7.     Convert continuous variables into categorical variables


8.     Check for multi-colinearity / correlation between variables (variance inflation factors), or correlation tests
9.     Check for interactions
10.  Choose type of logistic approach (e.g. forward, backward, stepwise)
11.  Choose the baseline attribute for each categorical variable
12.  Create a random variable – mustn’t step into the model - something is wrong if it does step into the model
13.  Split the dataset into two parts (ratio 80%/20%)
  • using random selection without replacement
  • the larger sample is the build dataset
  • the smaller sample is the test dataset

14.  Put all variables from the build dataset (including interactions and the random variable) into the model and run it
  • Check odds ratios – do they make sense ?, and
  • Check the coefficients – do they make sense ?

Check the model

15.  Do diagnostic checks and plots of the fit (e.g.

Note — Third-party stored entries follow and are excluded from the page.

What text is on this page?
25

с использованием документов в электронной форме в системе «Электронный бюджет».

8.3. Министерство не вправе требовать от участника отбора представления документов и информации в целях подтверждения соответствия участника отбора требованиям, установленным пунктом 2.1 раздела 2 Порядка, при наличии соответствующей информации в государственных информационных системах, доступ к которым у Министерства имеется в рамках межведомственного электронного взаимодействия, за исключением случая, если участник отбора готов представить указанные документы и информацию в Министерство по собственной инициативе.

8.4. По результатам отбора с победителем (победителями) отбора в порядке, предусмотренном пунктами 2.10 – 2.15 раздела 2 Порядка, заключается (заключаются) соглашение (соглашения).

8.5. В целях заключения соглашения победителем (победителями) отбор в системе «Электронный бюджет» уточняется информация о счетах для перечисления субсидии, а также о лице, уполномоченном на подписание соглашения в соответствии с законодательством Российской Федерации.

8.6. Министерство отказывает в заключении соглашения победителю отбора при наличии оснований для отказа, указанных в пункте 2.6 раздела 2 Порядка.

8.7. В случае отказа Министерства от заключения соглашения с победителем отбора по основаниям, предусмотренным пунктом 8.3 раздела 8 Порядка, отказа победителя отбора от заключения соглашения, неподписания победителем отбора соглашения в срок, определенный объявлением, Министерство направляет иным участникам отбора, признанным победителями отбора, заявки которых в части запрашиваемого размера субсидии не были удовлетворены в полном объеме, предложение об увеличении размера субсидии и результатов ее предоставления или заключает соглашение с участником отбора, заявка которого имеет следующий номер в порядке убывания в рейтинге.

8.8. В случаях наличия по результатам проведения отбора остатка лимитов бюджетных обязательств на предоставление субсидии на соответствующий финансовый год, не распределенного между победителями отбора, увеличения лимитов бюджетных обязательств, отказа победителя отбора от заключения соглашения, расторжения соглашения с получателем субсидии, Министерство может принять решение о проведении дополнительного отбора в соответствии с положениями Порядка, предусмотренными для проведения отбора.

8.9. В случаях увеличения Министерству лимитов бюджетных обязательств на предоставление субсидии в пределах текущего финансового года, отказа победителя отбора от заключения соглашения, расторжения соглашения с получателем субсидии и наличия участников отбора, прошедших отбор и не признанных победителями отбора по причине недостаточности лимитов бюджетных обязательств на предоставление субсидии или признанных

Somers D, residuals etc., etc.)
16.  Put all variables from the test dataset (including interactions and the random variable) into a new model and run it
  • Are the coefficients the same as the model it was built on ? and
  • Are the odds ratios the same as the model it was built on ?

Start again

17.  Back to the start, fine tune the grouping of the data, put variables in or take variables out.

The bottom line: It’s an iterative process and it might take some time to get a model that’s acceptable in terms of fit, and acceptable to business users. Always, always, always - at each stage consult with the business to check on ethical issues, applicability of the model, and that the model can be implemented.